For Omar Rincón, director of the Journalism Institute of the University of the Andes in Colombia, there are essentially three types of media landscapes in Latin America:
- Countries where media dominates the government and sets the agenda. These, according to Rincón, would be Mexico, Colombia, Peru, and Brazil.
- Countries where the government and the media are locked in bitter combat with no clear winner yet – Argentina, Bolivia, and Uruguay.
- Countries where the media is about to be dealt a knockout blow by the government–Venezuela, Ecuador, and Nicaragua.
What this adds up to, Rincón said, is that freedom of the press in Latin America is on the decline.
Hyperbole? Maybe a little. But it was only one of many salient and provocative points raised at the Media Forum: Freedom of the Press and Digital Transformations in Latin America, a conference in Washington on June 26 and 27 sponsored by the Inter-American Dialogue, the World Bank, NPR, and the Carter Center.
Other attention-getting commentary by some of the panelists:
In Ecuador, media owners are connected to other elite power centers such as business impresarios, oligarchs, and the banks who use the media to advance their interests, according to Romel Jurado, president of an Ecuadoran organization called Checks and Balances and billed as an expert in media and communications law. Therefore, the country needs a strong media law to advance the “democratization” of the media. When pressed by a questioner about why there is a clause about “media lynching” in the law, Jurado replied that the clause is necessary to prevent media houses from colluding to damage the reputation of a third party–such as the government. He argued that there was safeguard for media built into the clause because the government would have to prove that such collusion had taken place in order to prosecute any journalists or media owners.
In Mexico, said Daniel Moreno, general director of an online news organization, Animal Politico, the online media face twin challenges–the “dictatorship of the clicks” and the enormous weight that the government advertising budget carries in the media market. He said the national government’s budget for public advertising is $350 million U.S. and the number doubles when all the individual state ad budgets are taken into account.

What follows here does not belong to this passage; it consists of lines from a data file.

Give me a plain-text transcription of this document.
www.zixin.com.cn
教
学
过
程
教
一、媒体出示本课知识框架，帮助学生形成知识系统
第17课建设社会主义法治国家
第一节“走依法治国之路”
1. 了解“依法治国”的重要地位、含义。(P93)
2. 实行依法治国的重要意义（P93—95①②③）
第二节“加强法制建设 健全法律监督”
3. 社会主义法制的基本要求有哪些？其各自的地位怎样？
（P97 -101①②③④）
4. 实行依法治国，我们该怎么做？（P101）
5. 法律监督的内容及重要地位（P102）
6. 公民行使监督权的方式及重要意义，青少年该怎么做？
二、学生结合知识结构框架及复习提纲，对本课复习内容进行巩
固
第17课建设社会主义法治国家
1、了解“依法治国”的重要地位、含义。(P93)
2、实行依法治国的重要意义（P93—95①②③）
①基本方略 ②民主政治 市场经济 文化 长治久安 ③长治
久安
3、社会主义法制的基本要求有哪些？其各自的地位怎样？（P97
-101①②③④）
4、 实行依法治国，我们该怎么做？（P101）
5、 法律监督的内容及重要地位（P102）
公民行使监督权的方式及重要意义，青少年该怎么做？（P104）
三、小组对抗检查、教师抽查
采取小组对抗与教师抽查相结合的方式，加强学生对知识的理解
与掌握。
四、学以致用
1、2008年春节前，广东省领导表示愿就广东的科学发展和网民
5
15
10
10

In El Salvador, Internet penetration is just 19 percent, said Óscar Martínez, the editor of El Faro, another online publication. El Faro provides extensive coverage of the emigration of Salvadorans to the United States, but, he said, you can bet that not many of those who decide to make the trek north are included in that 19 percent of the population with Internet access. Still, he said, some of El Faro’s longer investigative pieces get as many as 100,000 unique visitors, who stay on the page for an average of 10 minutes.
Both Moreno and Martinez lamented the difficulties of finding the right business model to sustain their publications. Their survival rests on a strategy of “multi-revenues,” as Moreno put it. This includes subscriptions from readers, grants from donors, whatever advertising they can get, selling their content to other media outlets, consulting for other media on how to do online journalism and publishing, and running a store to sell hard copies of their work printed as books and other material.
The main takeaway from the conference was that the one area where press freedom is still holding its own in Latin America is via online investigative journalism publications, which is something the media development community should pay attention to and support.
“We weren’t afraid of the Internet,” said Martínez, who used to work for El Salvador’s biggest newspaper. “We fled to the Internet.”